ROSSO DI RABBIA – Daniele tutti questi anni ha convissuto con il vizietto delle espulsioni («dopo Genova ho chiesto scusa, di più non posso fare. Ho la sensazione che i miei compagni mi ritengano una persona perbene, uno che non gli volterebbe le spalle se succedesse a loro»), che lui fa notare come non siano poi così tante se distribuite in sedici anni di carriera; non ha potuto vincere lo scudetto perché il suo talento è arrivato un po’ in ritardo rispetto a quel 17 giugno del 2001, ed ora è qui a sperare ancora in quel titolo, quando alla scadenza del contratto manca solo un anno. «Se non avessi creduto nello scudetto avrei smesso prima. Né continuerò a giocare finché non lo vincerò. Non sarebbe giusto, anzi sarebbe da folli, non fa parte del mio carattere. E spero di vincerlo, penso sia possibile». Lo striscione che gli ha dedicato la Sud gli ha messo addosso il sorriso in un momento delicato, stasera vuole ripagare quell’affetto popolare. «Quando ho avuto problemi, i tifosi hanno dato sempre il segnale di essere dalla mia parte. Quello striscione mi ha reso felice. Il Qarabag? Sarà come tutte le partite importanti che giochi, come un derby. Sono sfide importanti, da vincere, da aggredire. Abbiamo un modo di affrontare le gare sempre molto simile. E questo ci ha dato grande convinzione. Bene o male siamo questi, è uno dei nostri punti di forza. Bisogna passare il turno, per acquisire una maggiore dimensione internazionale». Stasera sarà in campo, con la fascia di capitano al braccio. Lo scorso anno Spalletti, dopo l’espulsione col Porto, gliel’aveva tolta a tempo. S’era detto che l’avrebbe persa anche stavolta, dopo lo schiaffo a Lapadula. «E’ una tattica che funziona. Immagino ciò che è stato scritto, sulla fascia dipende dai singoli allenatori. Di Francesco mi ha voluto in conferenza ed è stato un attestato di fiducia, spero di ripagarlo».
EUSEBIO NON FA “CASINO” – Di Francesco, per Daniele, è il nuovo punto di forza. DeRossi ricorda quando disse che era «complicato» sostituire Spalletti. Oggi non ha cambiato idea. «Avevo ragione: era complicato non impossibile. In quei giorni si parlava di quell’allenatore, che passava come uno sprovveduto.

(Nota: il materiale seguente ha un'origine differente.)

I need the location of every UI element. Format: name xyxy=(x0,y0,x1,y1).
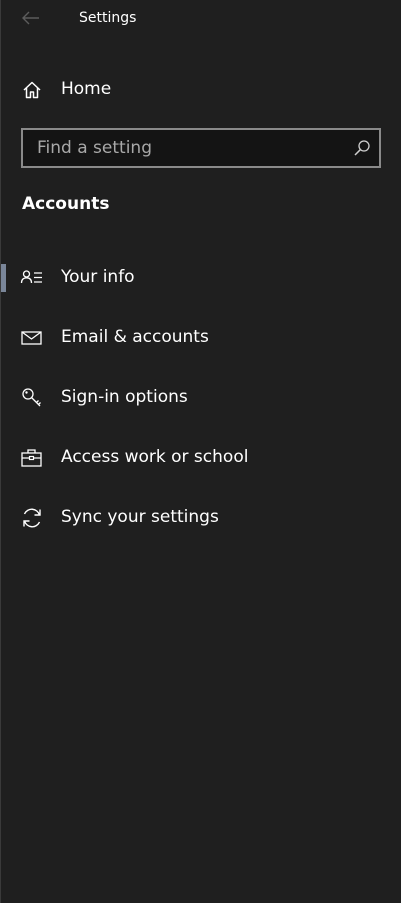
sidebar-item-label: Sync your settings xyxy=(61,507,219,527)
search-icon[interactable] xyxy=(353,139,371,157)
selected-indicator xyxy=(1,264,6,292)
title-bar: Settings xyxy=(1,0,401,36)
search-input[interactable] xyxy=(23,130,343,166)
nav-home[interactable]: Home xyxy=(1,70,401,110)
mail-icon xyxy=(21,331,42,345)
briefcase-icon xyxy=(21,449,42,467)
home-icon xyxy=(23,81,41,99)
sidebar-item-your-info[interactable]: Your info xyxy=(1,254,401,302)
back-button[interactable] xyxy=(19,6,43,30)
settings-navigation-pane: Settings Home Accounts Your info Email &… xyxy=(1,0,401,903)
section-heading-accounts: Accounts xyxy=(22,194,110,214)
home-label: Home xyxy=(61,79,112,99)
window-right-background xyxy=(401,0,417,906)
sync-icon xyxy=(23,508,41,528)
sidebar-item-label: Your info xyxy=(61,267,135,287)
sidebar-item-sync-settings[interactable]: Sync your settings xyxy=(1,494,401,542)
sidebar-item-label: Sign-in options xyxy=(61,387,188,407)
sidebar-item-label: Email & accounts xyxy=(61,327,209,347)
sidebar-item-label: Access work or school xyxy=(61,447,249,467)
back-arrow-icon xyxy=(22,11,39,25)
person-card-icon xyxy=(20,270,42,284)
window-title: Settings xyxy=(79,10,137,26)
sidebar-item-email-accounts[interactable]: Email & accounts xyxy=(1,314,401,362)
search-box[interactable] xyxy=(21,128,381,168)
key-icon xyxy=(22,388,41,407)
sidebar-item-access-work-school[interactable]: Access work or school xyxy=(1,434,401,482)
sidebar-item-sign-in-options[interactable]: Sign-in options xyxy=(1,374,401,422)
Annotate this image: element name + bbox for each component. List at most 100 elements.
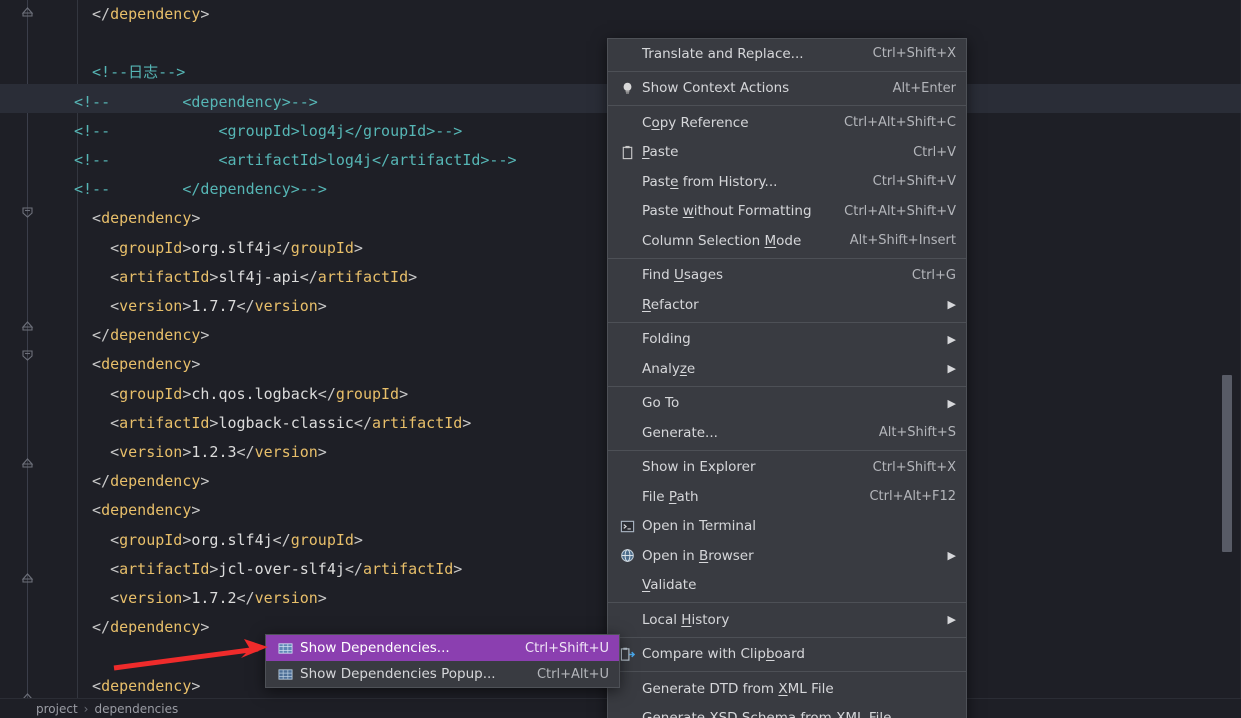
code-token: jcl-over-slf4j [218,559,345,578]
fold-marker-collapse-icon[interactable] [20,4,35,19]
code-token: version [119,297,183,315]
code-token: version [254,443,318,461]
dependencies-icon [274,641,296,656]
submenu-arrow-icon: ▶ [947,362,956,376]
fold-marker-collapse-icon-3[interactable] [20,455,35,470]
fold-marker-collapse-icon-4[interactable] [20,570,35,585]
menu-item-refactor[interactable]: Refactor ▶ [608,290,966,320]
menu-item-analyze[interactable]: Analyze ▶ [608,354,966,384]
code-token: artifactId [119,559,210,578]
code-token: artifactId [119,413,210,432]
submenu-item-show-dependencies[interactable]: Show Dependencies... Ctrl+Shift+U [266,635,619,661]
menu-item-label: Analyze [642,360,696,377]
menu-item-show-context-actions[interactable]: Show Context Actions Alt+Enter [608,74,966,104]
editor-scrollbar-track[interactable] [1221,0,1233,700]
code-token: dependency [101,501,192,520]
code-token: dependency [110,5,201,23]
code-token: groupId [290,530,354,549]
menu-separator [608,385,966,387]
menu-item-generate[interactable]: Generate... Alt+Shift+S [608,418,966,448]
menu-item-generate-dtd-from-xml-file[interactable]: Generate DTD from XML File [608,674,966,704]
menu-item-paste[interactable]: Paste Ctrl+V [608,138,966,168]
diagrams-submenu[interactable]: Show Dependencies... Ctrl+Shift+U Show Dep… [265,634,620,688]
code-token: <dependency>--> [182,92,318,111]
menu-item-column-selection-mode[interactable]: Column Selection Mode Alt+Shift+Insert [608,226,966,256]
menu-item-label: Open in Terminal [642,518,756,535]
code-token: org.slf4j [191,238,273,257]
code-token: > [200,326,210,345]
code-token: artifactId [362,559,454,578]
code-token: groupId [119,530,183,549]
menu-item-folding[interactable]: Folding ▶ [608,325,966,355]
menu-item-open-in-terminal[interactable]: Open in Terminal [608,512,966,542]
menu-item-file-path[interactable]: File Path Ctrl+Alt+F12 [608,482,966,512]
menu-item-paste-from-history[interactable]: Paste from History... Ctrl+Shift+V [608,167,966,197]
code-token: > [453,559,463,578]
menu-item-shortcut: Alt+Enter [892,80,956,96]
menu-item-label: Generate XSD Schema from XML File... [638,710,956,718]
code-token: 1.7.2 [191,589,237,607]
menu-separator [608,257,966,259]
code-token: > [317,443,327,461]
code-token: > [182,530,192,549]
menu-item-label: Open in Browser [642,547,754,564]
fold-marker-expand-icon[interactable] [20,205,35,220]
submenu-arrow-icon: ▶ [947,613,956,627]
code-token: 1.2.3 [191,443,237,461]
menu-item-generate-xsd-schema-from-xml-file[interactable]: Generate XSD Schema from XML File... [608,704,966,718]
menu-item-shortcut: Ctrl+Shift+X [872,459,956,475]
menu-item-shortcut: Ctrl+V [913,144,956,160]
menu-item-label: Find Usages [642,267,724,284]
menu-item-shortcut: Alt+Shift+Insert [849,233,956,249]
editor-context-menu[interactable]: Translate and Replace... Ctrl+Shift+X Show… [607,38,967,718]
breadcrumb-project[interactable]: project [36,702,78,716]
code-token: < [92,355,102,374]
submenu-arrow-icon: ▶ [947,332,956,346]
code-token: > [182,297,192,315]
menu-item-label: Paste [642,144,679,161]
menu-item-go-to[interactable]: Go To ▶ [608,389,966,419]
editor-scrollbar-thumb[interactable] [1222,375,1232,552]
code-line: </dependency> [40,0,1241,29]
code-token: </ [272,530,291,549]
code-token: ch.qos.logback [191,384,318,403]
code-token: </ [92,5,111,23]
code-token: < [92,676,102,695]
code-token: artifactId [371,413,463,432]
menu-item-label: Local History [642,611,730,628]
menu-item-find-usages[interactable]: Find Usages Ctrl+G [608,261,966,291]
menu-item-shortcut: Ctrl+Shift+V [872,174,956,190]
code-token: </ [92,472,111,491]
code-token: > [353,530,363,549]
menu-item-compare-with-clipboard[interactable]: Compare with Clipboard [608,640,966,670]
fold-marker-collapse-icon-2[interactable] [20,318,35,333]
code-token: < [92,209,102,228]
menu-item-shortcut: Ctrl+Alt+F12 [869,489,956,505]
code-token: <!-- [74,151,111,169]
menu-separator [608,602,966,603]
menu-item-open-in-browser[interactable]: Open in Browser ▶ [608,541,966,571]
menu-item-paste-without-formatting[interactable]: Paste without Formatting Ctrl+Alt+Shift+V [608,197,966,227]
menu-item-local-history[interactable]: Local History ▶ [608,605,966,635]
menu-item-validate[interactable]: Validate [608,571,966,601]
menu-item-copy-reference[interactable]: Copy Reference Ctrl+Alt+Shift+C [608,108,966,138]
code-token: > [191,501,201,520]
code-token: groupId [335,384,400,403]
submenu-item-show-dependencies-popup[interactable]: Show Dependencies Popup... Ctrl+Alt+U [266,661,619,687]
code-token: < [110,443,120,461]
code-token: slf4j-api [218,267,300,286]
breadcrumb-node[interactable]: dependencies [94,702,178,716]
code-token: </ [317,384,336,403]
menu-item-translate-and-replace[interactable]: Translate and Replace... Ctrl+Shift+X [608,39,966,69]
menu-item-label: Generate DTD from XML File [642,680,834,697]
code-token: </ [92,326,111,345]
menu-item-show-in-explorer[interactable]: Show in Explorer Ctrl+Shift+X [608,453,966,483]
menu-separator [608,449,966,451]
fold-marker-expand-icon-2[interactable] [20,348,35,363]
menu-item-label: Refactor [642,296,699,313]
code-token: > [182,384,192,403]
menu-item-label: Column Selection Mode [642,232,802,249]
code-token: artifactId [119,267,210,286]
code-token: </dependency>--> [182,180,327,199]
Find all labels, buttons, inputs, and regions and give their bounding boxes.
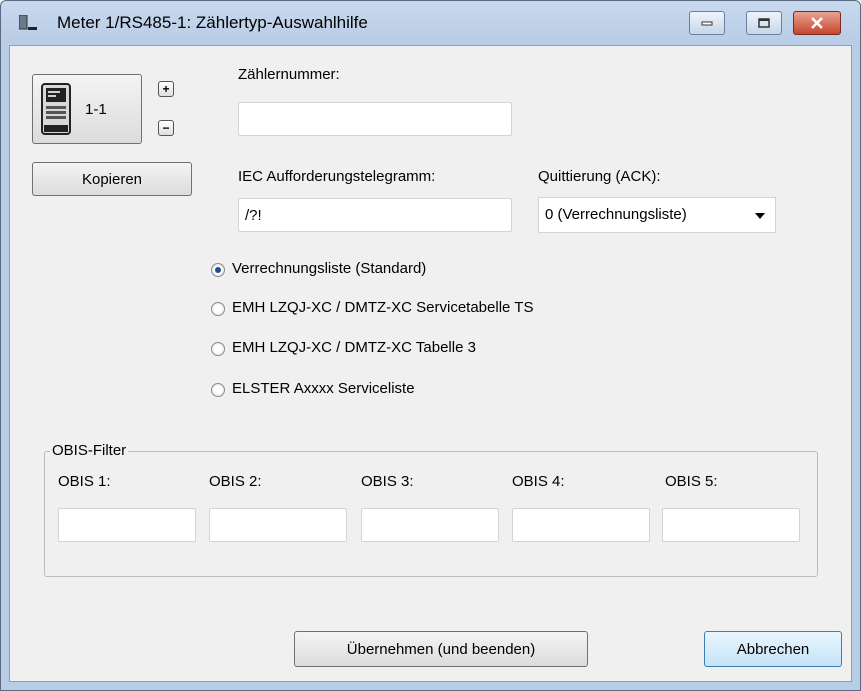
meter-number-label: Zählernummer: bbox=[238, 66, 340, 83]
obis-filter-label: OBIS-Filter bbox=[50, 442, 129, 459]
obis-3-input[interactable] bbox=[361, 508, 499, 542]
meter-id-label: 1-1 bbox=[85, 100, 107, 118]
obis-1-label: OBIS 1: bbox=[58, 473, 111, 490]
obis-3-label: OBIS 3: bbox=[361, 473, 414, 490]
meter-tile[interactable]: 1-1 bbox=[32, 74, 142, 144]
decrement-button[interactable]: − bbox=[158, 120, 174, 136]
maximize-icon bbox=[758, 18, 770, 28]
close-button[interactable] bbox=[793, 11, 841, 35]
close-icon bbox=[811, 17, 823, 29]
obis-5-input[interactable] bbox=[662, 508, 800, 542]
app-icon bbox=[19, 15, 37, 30]
cancel-button[interactable]: Abbrechen bbox=[704, 631, 842, 667]
meter-icon bbox=[41, 83, 71, 135]
obis-4-input[interactable] bbox=[512, 508, 650, 542]
iec-request-input[interactable]: /?! bbox=[238, 198, 512, 232]
obis-5-label: OBIS 5: bbox=[665, 473, 718, 490]
apply-button[interactable]: Übernehmen (und beenden) bbox=[294, 631, 588, 667]
radio-emh-servicetabelle[interactable] bbox=[211, 302, 225, 316]
chevron-down-icon bbox=[755, 213, 765, 219]
obis-4-label: OBIS 4: bbox=[512, 473, 565, 490]
increment-button[interactable]: + bbox=[158, 81, 174, 97]
radio-emh-servicetabelle-label[interactable]: EMH LZQJ-XC / DMTZ-XC Servicetabelle TS bbox=[232, 299, 533, 316]
meter-number-input[interactable] bbox=[238, 102, 512, 136]
radio-emh-tabelle3[interactable] bbox=[211, 342, 225, 356]
title-bar[interactable]: Meter 1/RS485-1: Zählertyp-Auswahlhilfe bbox=[1, 1, 860, 45]
minimize-icon bbox=[701, 21, 713, 26]
obis-2-input[interactable] bbox=[209, 508, 347, 542]
obis-2-label: OBIS 2: bbox=[209, 473, 262, 490]
radio-emh-tabelle3-label[interactable]: EMH LZQJ-XC / DMTZ-XC Tabelle 3 bbox=[232, 339, 476, 356]
maximize-button[interactable] bbox=[746, 11, 782, 35]
obis-1-input[interactable] bbox=[58, 508, 196, 542]
ack-label: Quittierung (ACK): bbox=[538, 168, 661, 185]
dialog-window: Meter 1/RS485-1: Zählertyp-Auswahlhilfe bbox=[0, 0, 861, 691]
iec-request-label: IEC Aufforderungstelegramm: bbox=[238, 168, 436, 185]
radio-verrechnungsliste-label[interactable]: Verrechnungsliste (Standard) bbox=[232, 260, 426, 277]
radio-elster[interactable] bbox=[211, 383, 225, 397]
ack-select-value: 0 (Verrechnungsliste) bbox=[545, 206, 687, 223]
ack-select[interactable]: 0 (Verrechnungsliste) bbox=[538, 197, 776, 233]
window-title: Meter 1/RS485-1: Zählertyp-Auswahlhilfe bbox=[57, 13, 368, 32]
minimize-button[interactable] bbox=[689, 11, 725, 35]
copy-button[interactable]: Kopieren bbox=[32, 162, 192, 196]
dialog-client-area: 1-1 + − Kopieren Zählernummer: IEC Auffo… bbox=[9, 45, 852, 682]
radio-verrechnungsliste[interactable] bbox=[211, 263, 225, 277]
radio-elster-label[interactable]: ELSTER Axxxx Serviceliste bbox=[232, 380, 415, 397]
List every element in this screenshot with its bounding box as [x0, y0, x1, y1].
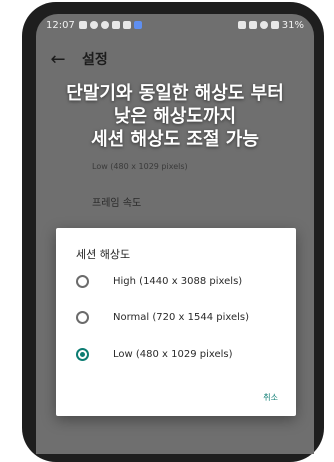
chat-icon [78, 21, 87, 29]
app-toolbar: ← 설정 [36, 44, 314, 74]
caption-line: 낮은 해상도까지 [113, 106, 237, 127]
caption-line: 세션 해상도 조절 가능 [91, 129, 259, 150]
system-icons: 31% [237, 19, 304, 31]
app-screen: 12:07 31% ← 설정 Low (480 x 1029 pixels) 프… [36, 14, 314, 454]
radio-unchecked-icon[interactable] [76, 275, 89, 288]
gallery-icon [111, 21, 120, 29]
notification-icons [78, 21, 142, 29]
setting-item-resolution[interactable]: Low (480 x 1029 pixels) [92, 160, 188, 171]
wifi-icon [259, 21, 268, 29]
setting-item-frame-rate[interactable]: 프레임 속도 [92, 194, 141, 209]
option-label: High (1440 x 3088 pixels) [113, 276, 243, 287]
option-label: Low (480 x 1029 pixels) [113, 349, 233, 360]
radio-checked-icon[interactable] [76, 348, 89, 361]
session-resolution-dialog: 세션 해상도 High (1440 x 3088 pixels) Normal … [56, 228, 296, 416]
signal-icon [270, 21, 279, 29]
battery-percent: 31% [281, 19, 304, 31]
dialog-title: 세션 해상도 [76, 248, 131, 261]
battery-saver-icon [237, 21, 246, 29]
option-high[interactable]: High (1440 x 3088 pixels) [76, 275, 242, 288]
status-bar: 12:07 31% [36, 14, 314, 36]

Qualche casino l’ha fatto, sapete cosa è successo, del clima con Francesco. Ne abbiamo risentito un po’ tutti. Ho detto difficile, non impossibile. Ora facciamo gli scongiuri, ma credo che i sei mesi di Di Francesco siano i migliori di tutti ad inizio percorso nella Roma. Oggi c’è una bella atmosfera».